Un investimento per la rete museale e per i territori
La Regione Toscana ha annunciato lo stanziamento di 1.350.000 euro destinati a 121 musei ed ecomusei riconosciuti di rilevanza regionale. Il provvedimento, presentato nell'ambito del bando 2026, combina un incremento delle risorse e una riorganizzazione delle procedure amministrative, con l'obiettivo dichiarato di rafforzare il ruolo dei musei come «presìdi culturali e sociali» e di favorire la valorizzazione del patrimonio materiale e immateriale sul territorio.
“Con questo bando – dichiara l’assessora alla cultura Cristina Manetti – la Regione Toscana rafforza il proprio investimento sul sistema museale, aumentando le risorse e introducendo strumenti che rendono gli interventi ancora più efficaci. I musei non sono soltanto luoghi di conservazione della memoria, ma autentici presìdi culturali e sociali, capaci di creare comunità, promuovere partecipazione e generare opportunità di crescita per i territori.”
Rispetto al 2025 lo stanziamento aumenta di 50.000 euro. Oltre al sostegno economico, il bando introduce una piattaforma digitale per la presentazione delle domande: una novità pensata per semplificare l'accesso ai contributi e velocizzare il rapporto tra istituzioni e operatori culturali.
Priorità alla 'Toscana diffusa' e all'accreditamento
Tra le innovazioni più rilevanti figura l'applicazione della legge regionale 11/2025 sulla Valorizzazione della Toscana diffusa, che prevede criteri premiali per le strutture con sede nei Comuni inseriti nell'elenco della Toscana diffusa.

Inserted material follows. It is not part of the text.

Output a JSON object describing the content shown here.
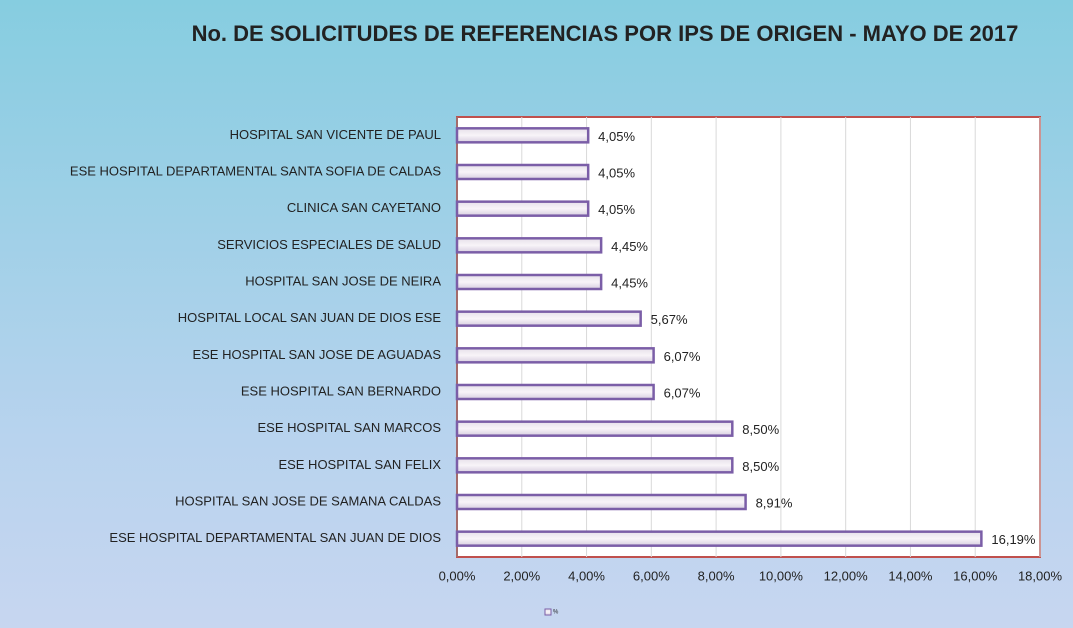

L'intento è esplicitamente quello di sostenere musei e ecomusei che operano in territori meno centrali, rendendoli più accessibili e vitali per le comunità locali.
Il bando ha inoltre ampliato il numero delle strutture riconosciute a livello regionale, con il conseguente accreditamento al Sistema Museale Nazionale del Ministero della Cultura, rafforzando così il posizionamento della Toscana nelle politiche di qualificazione e valorizzazione del settore museale.
Possibili effetti e punti da monitorare
- Maggiore sostenibilità operativa per attività ordinarie e progetti di valorizzazione.
- Rafforzamento delle professionalità e delle reti locali grazie all'accreditamento nazionale.
- Impatto dell'introduzione digitale sulle capacità amministrative delle piccole istituzioni museali.
Sebbene l'entità del fondo rappresenti un segnale positivo, la sfida sarà ora tradurre le risorse in interventi sistemici e duraturi: migliorare la fruizione, potenziare la comunicazione e sostenere progetti di conservazione e innovazione che coinvolgano le comunità. La semplificazione digitale offre opportunità ma richiede anche accompagnamento per gli enti meno strutturati, affinché il bando produca effetti equi e diffusi sul patrimonio culturale regionale.